John Redwood MP: The people want the politicians to occupy the common ground - not the centre ground
John Redwood is the Conservative MP for Wokingham, and Leader of the Conservative Policy Group on Economic Competitiveness. Follow John on Twitter.
Mr Miliband has suggested that the much fancied centre of UK politics is moving to the left. Mr Blair and Mr Reid have denied any such thing. Labour are divided on whether they can shift leftwards safely or not.
Some Conservative members fear that the Coalition is dragging the centre to the left, thanks to the influence of the LibDems on Coalition rhetoric and policy. They want the Conservative leader, Mr Cameron, to be more Conservative. Some LibDems fear that UKIP is dragging the centre ground in the opposite direction, highlighting the issues of immigration and the EU which Lib Dems prefer to skate over.
So who is right? Does it matter?
Those who believe the centre is moving leftwards point to the popularity of higher wages for most, to the wish by many to see the banks and bankers punished more, and to the demands for a further clampdown on tax abuse by the rich. There are many who now run populist campaigns to blame bankers for the crisis, to demand more money from the rich to pay the bills, and to attack large companies for planning their affairs to minimise tax legally. These campaigns are so popular that they have already been adopted in one form or another by all three main political parties. In this sense all three parties just assume the centre ground is to the left as traditionally described.
Those who think the opposite point to the polls on a range of other issues. People want the Government to be tougher on permissions for migrants to come to the UK than it has been. They want welfare reform which makes it more difficult for people on benefits to receive more money than someone on average wages. They wish to stop recently arrived people having access to benefits at all, and wish to charge visitors for use of the NHS. They want the Government to stop the EU interfering as much as it does in government decisions in the UK. They want a tougher approach to law and order, and wish the Government to expel more foreign criminals from our country altogether. They think there is plenty of waste and undesirable spending within the public sector that the government should cut or control.
The balance of these arguments implies that the centre ground – to the extent that it exists – is shifting more to the right as conventionally described, than to the left. We do need, however, to examine the crucial debate on how to institute economic recovery. Here those on the left say the government should cut less and borrow more in the short term, as the best way to encourage growth. Those on the right say the government should cut more from the public sector, to energise the private sector more by tax cuts and monetary means.
Here the surprising thing is there is practically no disagreement between Labour, Conservative and Lib Dem over monetary policy. The massive sums being created and used in Quantitative Easing programmes evoke no critical response from any of the three parties.
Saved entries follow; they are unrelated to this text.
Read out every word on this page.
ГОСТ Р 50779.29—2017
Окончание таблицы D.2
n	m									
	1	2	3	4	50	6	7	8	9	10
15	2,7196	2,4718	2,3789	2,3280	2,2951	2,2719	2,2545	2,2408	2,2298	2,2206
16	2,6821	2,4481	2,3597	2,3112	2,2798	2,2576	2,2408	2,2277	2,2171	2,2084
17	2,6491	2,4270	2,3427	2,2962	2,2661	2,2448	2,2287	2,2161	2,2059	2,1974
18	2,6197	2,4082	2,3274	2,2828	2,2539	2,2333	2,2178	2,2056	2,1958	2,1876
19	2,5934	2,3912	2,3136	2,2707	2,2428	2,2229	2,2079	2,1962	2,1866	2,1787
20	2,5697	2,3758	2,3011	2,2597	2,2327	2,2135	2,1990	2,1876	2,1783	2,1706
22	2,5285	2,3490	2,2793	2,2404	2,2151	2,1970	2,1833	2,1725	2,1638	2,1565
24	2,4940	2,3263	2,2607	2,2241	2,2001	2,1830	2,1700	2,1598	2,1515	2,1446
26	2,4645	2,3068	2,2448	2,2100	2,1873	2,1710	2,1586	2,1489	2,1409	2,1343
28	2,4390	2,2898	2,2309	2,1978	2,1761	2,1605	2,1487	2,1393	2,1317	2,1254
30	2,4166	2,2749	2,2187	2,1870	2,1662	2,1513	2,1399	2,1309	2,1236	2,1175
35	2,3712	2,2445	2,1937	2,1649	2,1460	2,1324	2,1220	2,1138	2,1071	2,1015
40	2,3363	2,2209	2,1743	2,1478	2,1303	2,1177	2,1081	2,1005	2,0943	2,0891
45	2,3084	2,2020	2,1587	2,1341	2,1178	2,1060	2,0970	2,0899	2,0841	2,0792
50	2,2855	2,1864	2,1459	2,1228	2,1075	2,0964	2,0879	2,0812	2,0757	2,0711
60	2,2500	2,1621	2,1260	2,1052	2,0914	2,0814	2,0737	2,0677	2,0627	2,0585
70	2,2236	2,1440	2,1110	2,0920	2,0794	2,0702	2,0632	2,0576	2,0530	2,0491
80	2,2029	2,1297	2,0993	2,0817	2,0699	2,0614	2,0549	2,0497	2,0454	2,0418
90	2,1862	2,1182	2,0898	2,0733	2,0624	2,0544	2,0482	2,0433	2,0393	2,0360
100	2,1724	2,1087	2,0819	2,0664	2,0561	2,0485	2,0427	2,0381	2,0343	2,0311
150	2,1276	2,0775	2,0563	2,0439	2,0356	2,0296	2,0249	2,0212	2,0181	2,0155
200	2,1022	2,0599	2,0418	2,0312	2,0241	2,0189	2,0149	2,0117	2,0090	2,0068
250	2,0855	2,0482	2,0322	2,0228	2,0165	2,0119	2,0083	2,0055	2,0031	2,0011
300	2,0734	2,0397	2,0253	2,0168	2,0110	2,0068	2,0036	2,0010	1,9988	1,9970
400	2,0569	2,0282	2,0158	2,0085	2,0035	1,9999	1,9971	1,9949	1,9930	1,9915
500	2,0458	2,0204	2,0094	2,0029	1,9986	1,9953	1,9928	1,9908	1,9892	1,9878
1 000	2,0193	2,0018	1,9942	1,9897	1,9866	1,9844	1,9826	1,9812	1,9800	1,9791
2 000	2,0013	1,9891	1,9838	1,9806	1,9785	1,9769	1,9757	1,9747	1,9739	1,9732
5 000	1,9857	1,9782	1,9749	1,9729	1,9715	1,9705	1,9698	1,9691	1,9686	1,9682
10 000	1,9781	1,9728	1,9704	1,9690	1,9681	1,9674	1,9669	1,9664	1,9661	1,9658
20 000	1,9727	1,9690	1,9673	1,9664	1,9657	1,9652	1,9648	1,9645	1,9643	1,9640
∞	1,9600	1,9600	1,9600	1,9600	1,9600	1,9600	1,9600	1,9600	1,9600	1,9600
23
All agree Mr Carney is the best man to be the next Governor of the Bank of England, and all seem to accept that more monetary easing is needed. The battles occur over far smaller sums at the margins of total public spending For choice Labour would like to spend a little bit more in the short term. All three parties have agreed Labour’s cuts just before leaving office to capital spending were too large, and steps are being taken to reduce their impact.
The debate over public spending is undertaken in a fog of statistical ignorance by most in the three parties. Many seem to assume public spending is being cut, when the figures show clearly that so far under the Coalition current public spending overall has risen substantially in cash terms and a little in real terms. The UK’s so-called austerity is nothing like the big programmes of spending cuts in troubled Eurozone economies. The austerity instead has been visited on the private sector through major tax rises, and via the impact of inflation on real incomes.
All three parties seem to think the electorate will not take any cash or even many real cuts in current public spending, so they all perch close to each other behind maintaining the status quo on current public spending. The public would like the Government to break out onto the common ground, away from the so called centre ground. They want change and reform. They do not like large build ups in public debt, do want a new relationship with the EU, and do think welfare reform of the right kind is a priority.